If you know Grant or me personally, or have read the Inspiration section of our website, you probably have a good idea of our passion for exploration, service, and the outdoors in general. Both of us have gone on countless camping trips, worked in the service of the environment, and spent time in all kinds of places across the world.

Grant’s taken part in programs and research from rain forests of Honduras to the Great Barrier Reef off the coast of Australia. Just this past summer, he spent a month canoeing and backpacking across northern Canada. Several years ago, I lived with a small family in the mountains of Costa Rica for a week. Over the past two summers, I’ve been doing a lot of hiking, camping, and rafting in and around Yellowstone National Park as well as in Shenandoah National Park in Virginia. Last winter, I sailed in the Caribbean for six weeks and explored caves in the Dominican Republic, climbed waterfalls in Jamaica, and snorkeled with barracudas in St. John.

But why a sailing trip? Why not something a bit more conventional and land-based?

We have the experience to pull it off, without a doubt. I grew up sailing with my family on weeklong trips off the coast of Maine and Massachusetts during the summers. During the Fall and Winter of 2012-2013, I studied abroad with SEA Semester on a 134’ brigantine. While sailing 24/7 for six weeks in the Caribbean, I became skilled at coastal piloting, oceanographic research, celestial navigation, and the operations of a ship, including the responsibilities of command. Last summer, I began taking part in sail races, including the Governor’s Cup overnight race held on the Chesapeake Bay.

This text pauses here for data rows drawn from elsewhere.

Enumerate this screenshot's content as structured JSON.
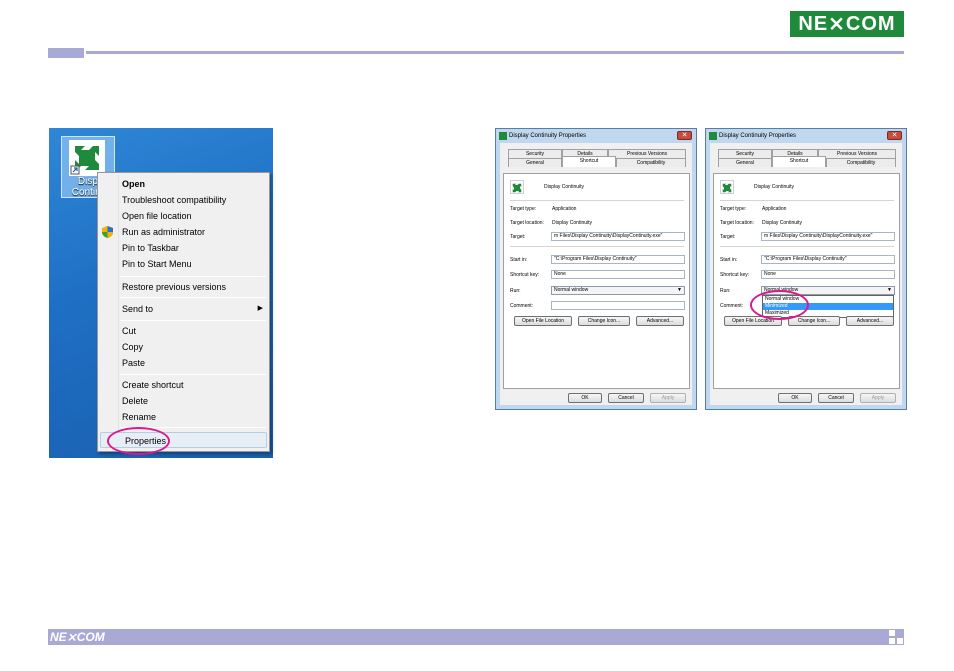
{
  "brand": {
    "logo_text": "NE⨯COM",
    "footer_logo_text": "NE⨯COM",
    "color": "#1f8a3b",
    "band_color": "#a9a9d6"
  },
  "desktop": {
    "icon_label_line1": "Displ",
    "icon_label_line2": "Continu"
  },
  "context_menu": {
    "items": [
      {
        "label": "Open"
      },
      {
        "label": "Troubleshoot compatibility"
      },
      {
        "label": "Open file location"
      },
      {
        "label": "Run as administrator",
        "icon": "shield-icon"
      },
      {
        "label": "Pin to Taskbar"
      },
      {
        "label": "Pin to Start Menu"
      },
      {
        "label": "Restore previous versions"
      },
      {
        "label": "Send to"
      },
      {
        "label": "Cut"
      },
      {
        "label": "Copy"
      },
      {
        "label": "Paste"
      },
      {
        "label": "Create shortcut"
      },
      {
        "label": "Delete"
      },
      {
        "label": "Rename"
      },
      {
        "label": "Properties"
      }
    ]
  },
  "dialog": {
    "title": "Display Continuity Properties",
    "tabs_row1": [
      "Security",
      "Details",
      "Previous Versions"
    ],
    "tabs_row2": [
      "General",
      "Shortcut",
      "Compatibility"
    ],
    "app_name": "Display Continuity",
    "target_type_label": "Target type:",
    "target_type_value": "Application",
    "target_location_label": "Target location:",
    "target_location_value": "Display Continuity",
    "target_label": "Target:",
    "target_value": "m Files\\Display Continuity\\DisplayContinuity.exe\"",
    "start_in_label": "Start in:",
    "start_in_value": "\"C:\\Program Files\\Display Continuity\"",
    "shortcut_key_label": "Shortcut key:",
    "shortcut_key_value": "None",
    "run_label": "Run:",
    "run_value": "Normal window",
    "comment_label": "Comment:",
    "open_file_location": "Open File Location",
    "change_icon": "Change Icon...",
    "advanced": "Advanced...",
    "ok": "OK",
    "cancel": "Cancel",
    "apply": "Apply",
    "run_options": [
      "Normal window",
      "Minimized",
      "Maximized"
    ]
  }
}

But that’s not a reason. The reason we are planning to eat, sleep, and live on a boat is because we will be able to go anywhere we want to. What better way to reach the places we want to volunteer than by the power of wind? When you step foot on a sailboat, the world’s oceans immediately change from vast stretches of intimidating no man’s land into wide, blue highways. At sea, countless new adventures sit right below the horizon, just waiting for us to go out and chase them.